Apr 7, 2010 23:01 GMT  ·  By
NASA experts and university graduate students work together to make the advanced JWST a reality
   NASA experts and university graduate students work together to make the advanced JWST a reality

When complete, the James Webb Space Telescope (JWST) will be the most complex, advanced and sensitive observatory to ever fly into space. Its capabilities will only be matched by its size, and by the huge challenges associated with constructing it. This effort, currently conducted at the NASA Goddard Space Flight Center (GSFC) in Greenbelt, Maryland, is being augmented by university partnerships that NASA signed with numerous learning institutions in the United States. Graduate students are now working in Building 5 at the GSFC, innovating the technology that will go on the JWST.

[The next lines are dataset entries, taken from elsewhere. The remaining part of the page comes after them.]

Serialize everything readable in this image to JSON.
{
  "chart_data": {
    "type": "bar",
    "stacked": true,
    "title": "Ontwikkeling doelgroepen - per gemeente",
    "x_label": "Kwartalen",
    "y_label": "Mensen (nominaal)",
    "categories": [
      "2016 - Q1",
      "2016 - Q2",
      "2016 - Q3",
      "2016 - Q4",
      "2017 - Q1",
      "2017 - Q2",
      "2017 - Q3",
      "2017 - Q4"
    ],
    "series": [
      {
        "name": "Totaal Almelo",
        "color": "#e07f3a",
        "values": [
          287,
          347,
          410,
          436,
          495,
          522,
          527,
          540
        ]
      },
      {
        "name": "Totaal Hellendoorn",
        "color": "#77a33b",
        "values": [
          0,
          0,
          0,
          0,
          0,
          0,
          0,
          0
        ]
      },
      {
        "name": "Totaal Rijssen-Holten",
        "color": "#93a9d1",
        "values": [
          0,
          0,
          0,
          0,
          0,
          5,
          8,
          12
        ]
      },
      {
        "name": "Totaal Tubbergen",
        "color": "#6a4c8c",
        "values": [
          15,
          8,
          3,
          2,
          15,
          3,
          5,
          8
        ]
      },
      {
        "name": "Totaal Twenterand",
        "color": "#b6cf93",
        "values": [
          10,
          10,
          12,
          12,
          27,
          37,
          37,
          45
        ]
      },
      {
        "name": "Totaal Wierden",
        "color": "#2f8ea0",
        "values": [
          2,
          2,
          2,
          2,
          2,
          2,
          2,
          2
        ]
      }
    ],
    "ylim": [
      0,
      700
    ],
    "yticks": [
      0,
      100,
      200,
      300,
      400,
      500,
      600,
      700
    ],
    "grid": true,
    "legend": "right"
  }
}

These partnerships, NASA believes, will play a critical role, serving the dual purpose of bringing in fresh perspectives on designing current and future spacecrafts, and getting the young generation interested in advanced, exact science. Officials at the agency think some of the engineers and scientists that will be working at its labs will come from this collaboration program. At this point, the students involved in the JWST program are working on adjusting the lasers and mirrors that will constitute the basis of the observatory, while spending long hours analyzing their own results in front of computer terminals.

“Investments in students today help us build what comes after the Webb telescope. University professors serve on our advisory boards. It allows us to tap the brightest minds in the country,” says of the initiative the GSFC Webb telescope Optical Telescope Element manager, Lee Feinberg. “When you're a graduate student, wherever the funding is, you are going to develop partnerships and relationships. There is a potential to go beyond graduate school. It's good for the university and its good for attracting young talent to NASA,” adds University of Rochester graduate student Matthew Bolcar.

He was involved in a partnership program at the GSFC more than six years ago, and is now a full-time optical engineer for the Center's Wavefront Sensing and Control (WFSC) group. “It takes four to five years to really train someone in wavefront-sensing technology,” states WFSC group leader and GSFC scientist Bruce Dean. “This is a win-win for the schools and NASA. We fund their graduate students, and in return, we get really bright, fresh minds working on NASA's most challenging missions,” Lee Feinberg concludes, quoted by PhysOrg.